Several thousand motorcyclists demonstrated on Saturday in France by driving at low speed to “continue the fight” against the establishment of a technical control for motorized two-wheelers.
They were some 1,600 in Bordeaux, about 750 in Lyon according to the prefecture (2,000 according to the organizers) and 180 in Rennes to respond to the call of the French Federation of Angry Bikers (FFMC), behind the slogan: “Take care of our roads, we take care of our motorcycles. “This measure will only serve to make us pay for something that we are already doing before hitting the road”, estimates Marianne Grand, coordinator of the Bordeaux demonstration which brought together “between 1,500 and 2,000 bikers” (1,650 according to the prefecture ).
According to her, the German company Dekra, European leader in motor vehicle inspection, “has been lobbying for this measure for two years with the government in order to bail out their pockets”. “This control is for business,” adds Didier Niger, 55, who came from Charente with a friend.

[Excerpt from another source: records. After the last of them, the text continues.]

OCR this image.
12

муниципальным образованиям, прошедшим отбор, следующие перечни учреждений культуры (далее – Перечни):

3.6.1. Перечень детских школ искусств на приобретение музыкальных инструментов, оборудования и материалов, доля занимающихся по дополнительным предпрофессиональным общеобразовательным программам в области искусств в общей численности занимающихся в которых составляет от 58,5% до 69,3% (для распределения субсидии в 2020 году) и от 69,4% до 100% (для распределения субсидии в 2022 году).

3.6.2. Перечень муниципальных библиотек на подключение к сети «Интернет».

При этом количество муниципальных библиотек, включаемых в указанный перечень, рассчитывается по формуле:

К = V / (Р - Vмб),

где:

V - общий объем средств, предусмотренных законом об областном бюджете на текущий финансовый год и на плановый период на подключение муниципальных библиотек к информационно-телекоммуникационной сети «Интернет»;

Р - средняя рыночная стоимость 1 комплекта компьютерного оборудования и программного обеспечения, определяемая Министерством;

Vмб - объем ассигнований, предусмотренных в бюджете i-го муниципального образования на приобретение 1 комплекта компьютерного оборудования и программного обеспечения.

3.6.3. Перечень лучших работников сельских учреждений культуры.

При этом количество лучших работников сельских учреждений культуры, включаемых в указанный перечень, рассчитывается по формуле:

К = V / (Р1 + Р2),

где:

A simplified technical control?
“A good rider always controls his bike, that’s the basis,” he says. “To reduce the number of accidents, they should rather improve the state of the roads or lower the VAT on safety equipment, such as airbag vests which cost 650 euros…” In Lyon as in Bordeaux, the snail operation supervised by the police caused slowdowns and small traffic jams, without incident.

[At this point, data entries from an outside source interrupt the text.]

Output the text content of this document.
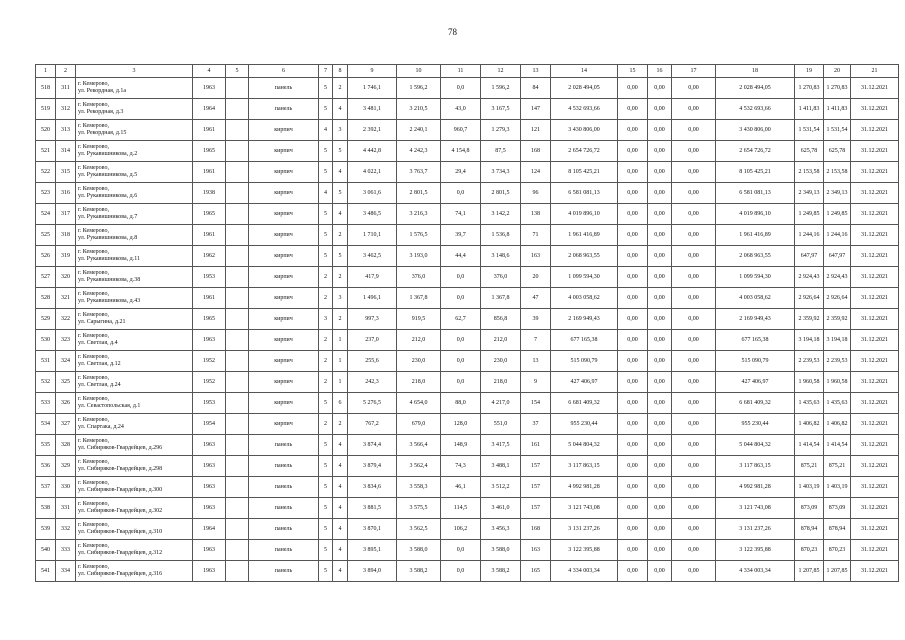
78
1	2	3	4	5	6	7	8	9	10	11	12	13	14	15	16	17	18	19	20	21
518	311	г. Кемерово,
ул. Рекордная, д.1а	1963		панель	5	2	1 746,1	1 596,2	0,0	1 596,2	84	2 028 494,05	0,00	0,00	0,00	2 028 494,05	1 270,83	1 270,83	31.12.2021
519	312	г. Кемерово,
ул. Рекордная, д.3	1964		панель	5	4	3 481,1	3 210,5	43,0	3 167,5	147	4 532 693,66	0,00	0,00	0,00	4 532 693,66	1 411,83	1 411,83	31.12.2021
520	313	г. Кемерово,
ул. Рекордная, д.15	1961		кирпич	4	3	2 392,1	2 240,1	960,7	1 279,3	121	3 430 806,00	0,00	0,00	0,00	3 430 806,00	1 531,54	1 531,54	31.12.2021
521	314	г. Кемерово,
ул. Рукавишникова, д.2	1965		кирпич	5	5	4 442,8	4 242,3	4 154,8	87,5	168	2 654 726,72	0,00	0,00	0,00	2 654 726,72	625,78	625,78	31.12.2021
522	315	г. Кемерово,
ул. Рукавишникова, д.5	1961		кирпич	5	4	4 022,1	3 763,7	29,4	3 734,3	124	8 105 425,21	0,00	0,00	0,00	8 105 425,21	2 153,58	2 153,58	31.12.2021
523	316	г. Кемерово,
ул. Рукавишникова, д.6	1938		кирпич	4	5	3 061,6	2 801,5	0,0	2 801,5	96	6 581 081,13	0,00	0,00	0,00	6 581 081,13	2 349,13	2 349,13	31.12.2021
524	317	г. Кемерово,
ул. Рукавишникова, д.7	1965		кирпич	5	4	3 486,5	3 216,3	74,1	3 142,2	138	4 019 896,10	0,00	0,00	0,00	4 019 896,10	1 249,85	1 249,85	31.12.2021
525	318	г. Кемерово,
ул. Рукавишникова, д.8	1961		кирпич	5	2	1 710,1	1 576,5	39,7	1 536,8	71	1 961 416,89	0,00	0,00	0,00	1 961 416,89	1 244,16	1 244,16	31.12.2021
526	319	г. Кемерово,
ул. Рукавишникова, д.11	1962		кирпич	5	5	3 462,5	3 193,0	44,4	3 148,6	163	2 068 963,55	0,00	0,00	0,00	2 068 963,55	647,97	647,97	31.12.2021
527	320	г. Кемерово,
ул. Рукавишникова, д.38	1953		кирпич	2	2	417,9	376,0	0,0	376,0	20	1 099 594,30	0,00	0,00	0,00	1 099 594,30	2 924,43	2 924,43	31.12.2021
528	321	г. Кемерово,
ул. Рукавишникова, д.43	1961		кирпич	2	3	1 496,1	1 367,8	0,0	1 367,8	47	4 003 058,62	0,00	0,00	0,00	4 003 058,62	2 926,64	2 926,64	31.12.2021
529	322	г. Кемерово,
ул. Сарыгина, д.21	1965		кирпич	3	2	997,3	919,5	62,7	856,8	39	2 169 949,43	0,00	0,00	0,00	2 169 949,43	2 359,92	2 359,92	31.12.2021
530	323	г. Кемерово,
ул. Светлая, д.4	1963		кирпич	2	1	237,0	212,0	0,0	212,0	7	677 165,38	0,00	0,00	0,00	677 165,38	3 194,18	3 194,18	31.12.2021
531	324	г. Кемерово,
ул. Светлая, д.12	1952		кирпич	2	1	255,6	230,0	0,0	230,0	13	515 090,79	0,00	0,00	0,00	515 090,79	2 239,53	2 239,53	31.12.2021
532	325	г. Кемерово,
ул. Светлая, д.24	1952		кирпич	2	1	242,3	218,0	0,0	218,0	9	427 406,97	0,00	0,00	0,00	427 406,97	1 960,58	1 960,58	31.12.2021
533	326	г. Кемерово,
ул. Севастопольская, д.1	1953		кирпич	5	6	5 276,5	4 654,0	88,0	4 217,0	154	6 681 409,32	0,00	0,00	0,00	6 681 409,32	1 435,63	1 435,63	31.12.2021
534	327	г. Кемерово,
ул. Спартака, д.24	1954		кирпич	2	2	767,2	679,0	128,0	551,0	37	955 230,44	0,00	0,00	0,00	955 230,44	1 406,82	1 406,82	31.12.2021
535	328	г. Кемерово,
ул. Сибиряков-Гвардейцев, д.296	1963		панель	5	4	3 874,4	3 566,4	148,9	3 417,5	161	5 044 804,32	0,00	0,00	0,00	5 044 804,32	1 414,54	1 414,54	31.12.2021
536	329	г. Кемерово,
ул. Сибиряков-Гвардейцев, д.298	1963		панель	5	4	3 879,4	3 562,4	74,3	3 488,1	157	3 117 863,15	0,00	0,00	0,00	3 117 863,15	875,21	875,21	31.12.2021
537	330	г. Кемерово,
ул. Сибиряков-Гвардейцев, д.300	1963		панель	5	4	3 834,6	3 558,3	46,1	3 512,2	157	4 992 981,28	0,00	0,00	0,00	4 992 981,28	1 403,19	1 403,19	31.12.2021
538	331	г. Кемерово,
ул. Сибиряков-Гвардейцев, д.302	1963		панель	5	4	3 881,5	3 575,5	114,5	3 461,0	157	3 121 743,08	0,00	0,00	0,00	3 121 743,08	873,09	873,09	31.12.2021
539	332	г. Кемерово,
ул. Сибиряков-Гвардейцев, д.310	1964		панель	5	4	3 870,1	3 562,5	106,2	3 456,3	168	3 131 237,26	0,00	0,00	0,00	3 131 237,26	878,94	878,94	31.12.2021
540	333	г. Кемерово,
ул. Сибиряков-Гвардейцев, д.312	1963		панель	5	4	3 895,1	3 588,0	0,0	3 588,0	163	3 122 395,88	0,00	0,00	0,00	3 122 395,88	870,23	870,23	31.12.2021
541	334	г. Кемерово,
ул. Сибиряков-Гвардейцев, д.316	1963		панель	5	4	3 894,0	3 588,2	0,0	3 588,2	165	4 334 003,34	0,00	0,00	0,00	4 334 003,34	1 207,85	1 207,85	31.12.2021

According to Paul, deputy coordinator of the FFMC for the Rhône, “the share of technical defects on motorcycles only plays a role in 0.3% of accidents” while “road infrastructure is significantly involved”. The establishment of a technical control has been requested since 2014 by the European Union to protect the safety of motorcyclists but also the environment.
The government had issued a decree to this effect in 2021, before suspending it, then repealing it last July. Seized by the associations Respire, Ras le Scoot and Paris without a car, the Council of State had reinstated this controversial measure at the end of October. At the end of November, a government working document envisaged the establishment “by June 2023” of “a simplified technical control” compared to that of cars, at a cost of less than fifty euros.
The FFMC was planning parades in around twenty cities on Saturday, including Brest, Nancy, Clermont-Ferrand and Toulouse. In November, she had already organized demonstrations throughout France.